Last time in this two-parter, I laid down the basics of the RTF I followed in pasting code from VS to WLW, and some of the helper classes I started off with. This time, we'll look at the parser and the various tricks I used to make sure that the translated HTML was valid and produced the correct look for the code in a web page.
The parser I implemented is pretty much a standard top-down parser. I started off with a method that parsed the RTF document by calling other parsing methods to parse the header and the document, and those parsing methods would in turn call others to parse different chunks of the RTF document. Eventually I'd get to the point where I'd be parsing tokens. Essentially, a top-down parser is like a matryoshka doll, a set of nested dolls. The result of each parsing step would be some HTML markup.
Let's see how that works. First up is the highest level parsing method which sets up the initial state. It is this method that will be called by the WLW plug-in.

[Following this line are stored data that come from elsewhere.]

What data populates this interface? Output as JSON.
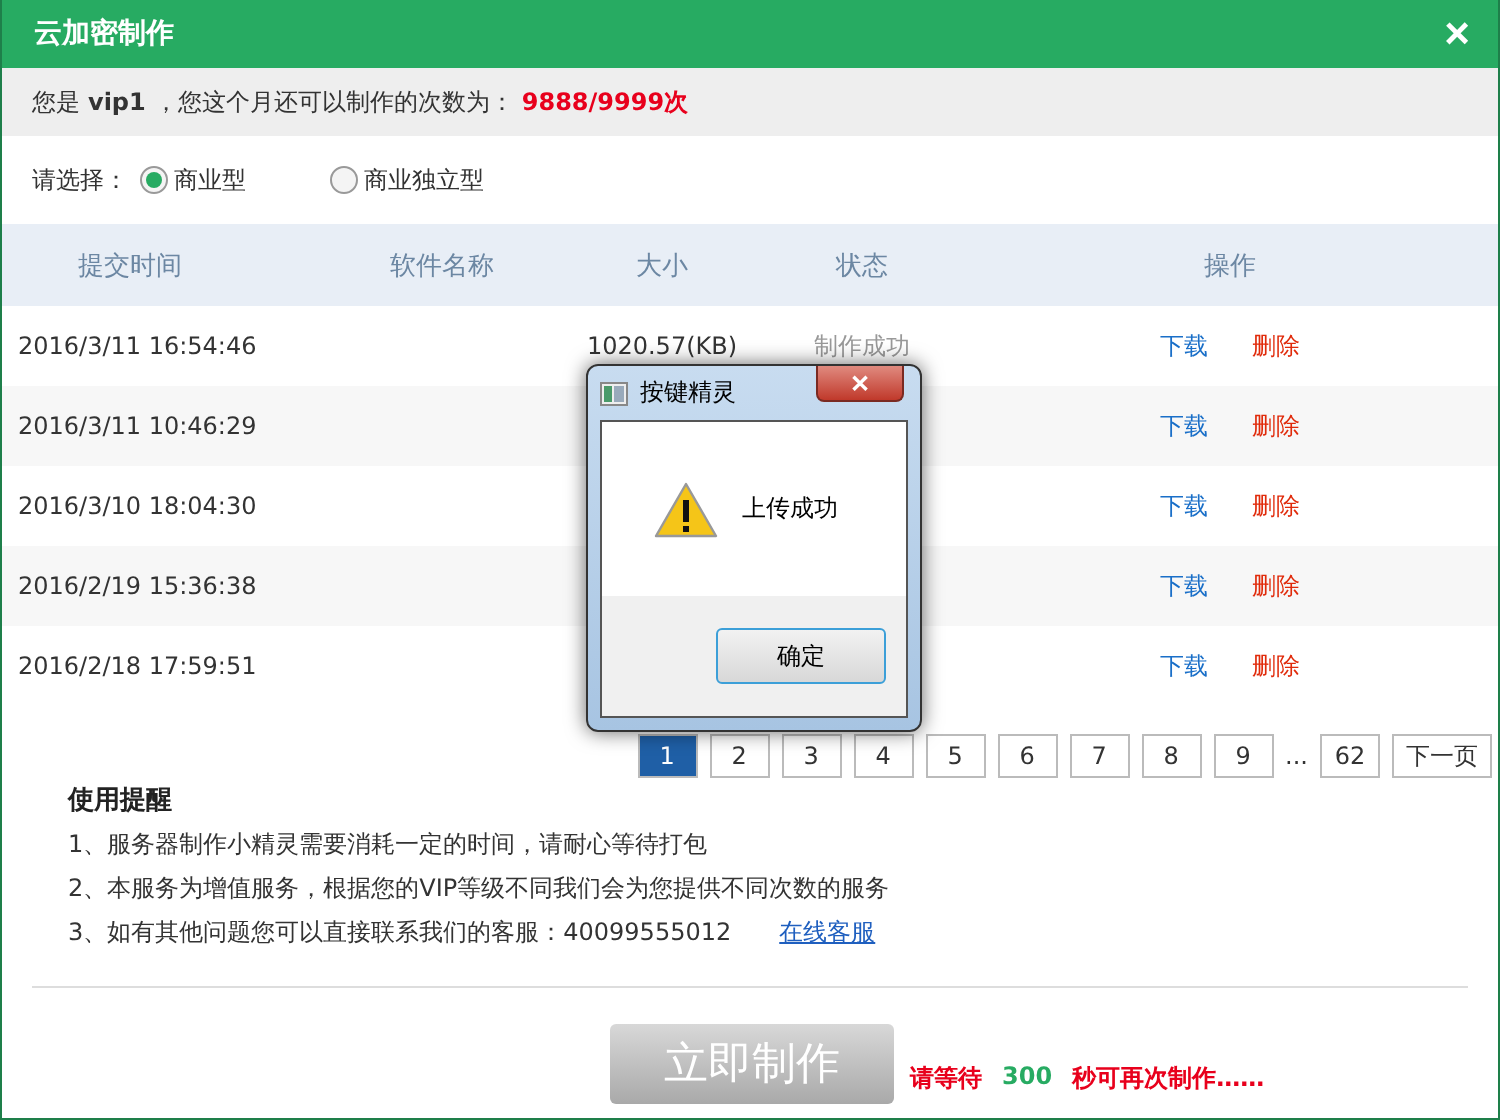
{
  "window": {
    "title": "云加密制作",
    "close": "×"
  },
  "account": {
    "prefix": "您是",
    "level": "vip1",
    "middle": "，您这个月还可以制作的次数为：",
    "count": "9888/9999次"
  },
  "choice": {
    "label": "请选择：",
    "options": [
      {
        "label": "商业型",
        "selected": true
      },
      {
        "label": "商业独立型",
        "selected": false
      }
    ]
  },
  "table": {
    "columns": [
      "提交时间",
      "软件名称",
      "大小",
      "状态",
      "操作"
    ],
    "rows": [
      {
        "time": "2016/3/11 16:54:46",
        "size": "1020.57(KB)",
        "status": "制作成功",
        "download": "下载",
        "delete": "删除"
      },
      {
        "time": "2016/3/11 10:46:29",
        "download": "下载",
        "delete": "删除"
      },
      {
        "time": "2016/3/10 18:04:30",
        "download": "下载",
        "delete": "删除"
      },
      {
        "time": "2016/2/19 15:36:38",
        "download": "下载",
        "delete": "删除"
      },
      {
        "time": "2016/2/18 17:59:51",
        "download": "下载",
        "delete": "删除"
      }
    ]
  },
  "pagination": {
    "pages": [
      {
        "label": "1",
        "selected": true
      },
      {
        "label": "2",
        "selected": false
      },
      {
        "label": "3",
        "selected": false
      },
      {
        "label": "4",
        "selected": false
      },
      {
        "label": "5",
        "selected": false
      },
      {
        "label": "6",
        "selected": false
      },
      {
        "label": "7",
        "selected": false
      },
      {
        "label": "8",
        "selected": false
      },
      {
        "label": "9",
        "selected": false
      }
    ],
    "ellipsis": "...",
    "last": "62",
    "next": "下一页"
  },
  "tips": {
    "title": "使用提醒",
    "lines": [
      "1、服务器制作小精灵需要消耗一定的时间，请耐心等待打包",
      "2、本服务为增值服务，根据您的VIP等级不同我们会为您提供不同次数的服务",
      "3、如有其他问题您可以直接联系我们的客服：40099555012"
    ],
    "link": "在线客服"
  },
  "action": {
    "button": "立即制作",
    "disabled": true,
    "wait_prefix": "请等待",
    "seconds": "300",
    "wait_suffix": "秒可再次制作……"
  },
  "dialog": {
    "title": "按键精灵",
    "close": "✕",
    "message": "上传成功",
    "ok": "确定"
  }
}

public static string ParseRtf(string rtfValue) { ParserState state = new ParserState(rtfValue); IParseResult result = ParseRtf(state); if (result.Failed) return "***FAILED***"; string html = result.Value; if (state.InBackgroundSpan) html += ""; if (state.InFontColorSpan) html += ""; return html; }
ParseRtf()
gets the RTF document as a string (if you look here, you'll see that's what the Clipboard object returns), creates a new parser state object with it, and then calls the controlling top-level ParseRtf()

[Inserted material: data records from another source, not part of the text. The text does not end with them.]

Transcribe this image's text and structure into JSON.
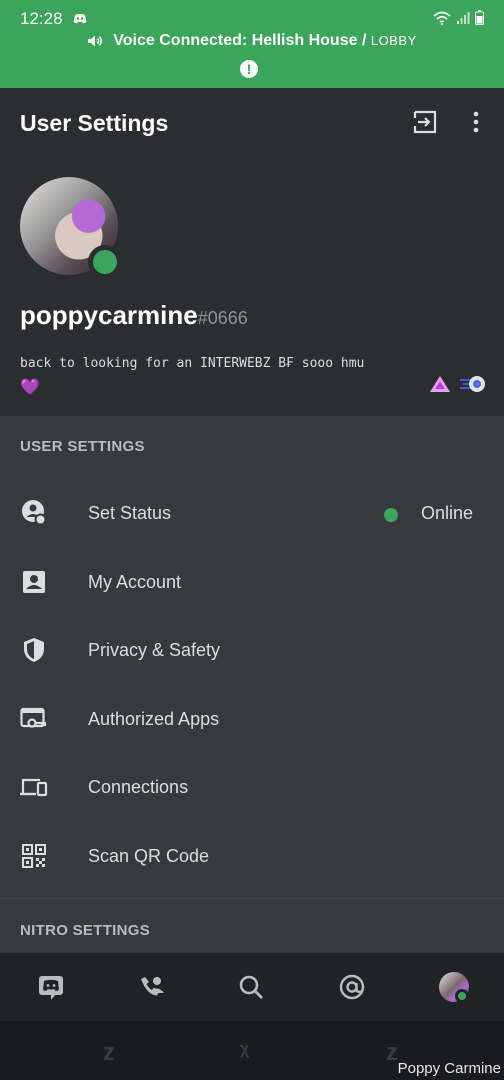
{
  "status_bar": {
    "time": "12:28",
    "icons": [
      "discord-icon",
      "wifi-icon",
      "signal-icon",
      "battery-icon"
    ]
  },
  "voice": {
    "prefix": "Voice Connected: Hellish House /",
    "channel": "LOBBY"
  },
  "header": {
    "title": "User Settings",
    "icons": [
      "logout-icon",
      "more-icon"
    ]
  },
  "profile": {
    "username": "poppycarmine",
    "discriminator": "#0666",
    "bio": "back to looking for an INTERWEBZ B₣ sooo hmu",
    "bio_emoji": "💜",
    "status_color": "#3ba55c",
    "badges": [
      "nitro-badge-icon",
      "boost-badge-icon"
    ]
  },
  "user_settings": {
    "header": "USER SETTINGS",
    "items": [
      {
        "label": "Set Status",
        "icon": "status-icon",
        "value": "Online"
      },
      {
        "label": "My Account",
        "icon": "account-icon"
      },
      {
        "label": "Privacy & Safety",
        "icon": "shield-icon"
      },
      {
        "label": "Authorized Apps",
        "icon": "apps-key-icon"
      },
      {
        "label": "Connections",
        "icon": "devices-icon"
      },
      {
        "label": "Scan QR Code",
        "icon": "qr-code-icon"
      }
    ]
  },
  "nitro_settings": {
    "header": "NITRO SETTINGS"
  },
  "bottom_nav": {
    "items": [
      "discord-home-icon",
      "friends-icon",
      "search-icon",
      "mentions-icon",
      "profile-avatar"
    ]
  },
  "watermark": "Poppy Carmine",
  "colors": {
    "banner": "#3ba55c",
    "profile_bg": "#2b2d31",
    "settings_bg": "#36393f",
    "nav_bg": "#202225",
    "online": "#3ba55c"
  }
}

method. On return, if the parser failed, we just return a simple error message string. (It looks a little tacky perhaps, but I'm not particularly bothered: I'll see it immediately in WLW and will be able to fix it. Without fail, it'll be because I forgot to copy the code properly from VS, and so the "fix" will be to try again.) If the parse succeeded, I need to make sure that any background or foreground color spans are properly terminated. I'll get to the reason for this in a moment when I talk about parsing the document content.

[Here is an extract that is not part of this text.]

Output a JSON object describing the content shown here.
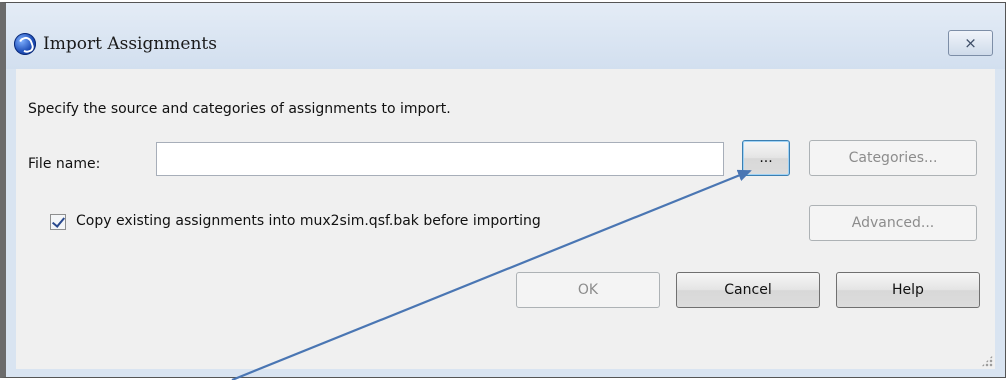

Here's the top-level parse method:
private static IParseResult ParseRtf(ParserState state) { if (state.Current != '{') return FailedParse.Get; state.Advance(); IParseResult result = ParseHeader(state); if (result.Failed) return result; result = ParseDocument(state); if (result.Failed) return result; if (state.Current != '}') return FailedParse.Get; state.Advance(); return result; }
When this method is called it expects to see the very first brace of an RTF document. If it doesn't, fail immediately. Otherwise, jump over the brace, and then parse the header. If that failed, return immediately. If it succeeded, parse the document content. If that, in turn, failed, return immediately. If it succeeded, I expect to see the final closing brace of the whole RTF document. If not, fail immediately. Otherwise, jump over the final brace and return.
You can see from this the general process for all the parsing methods: it's a sequence of calling some more specific parse method and, if it failed, to return immediately with a failure. If it succeeded, go on to the next more-specific parse method and do the same. Sometimes, you do a check for a particular character you expect to be present in the RTF stream and fail if it's not there. Having described the general process, I won't draw attention to it again, unless there's something specific I want to discuss.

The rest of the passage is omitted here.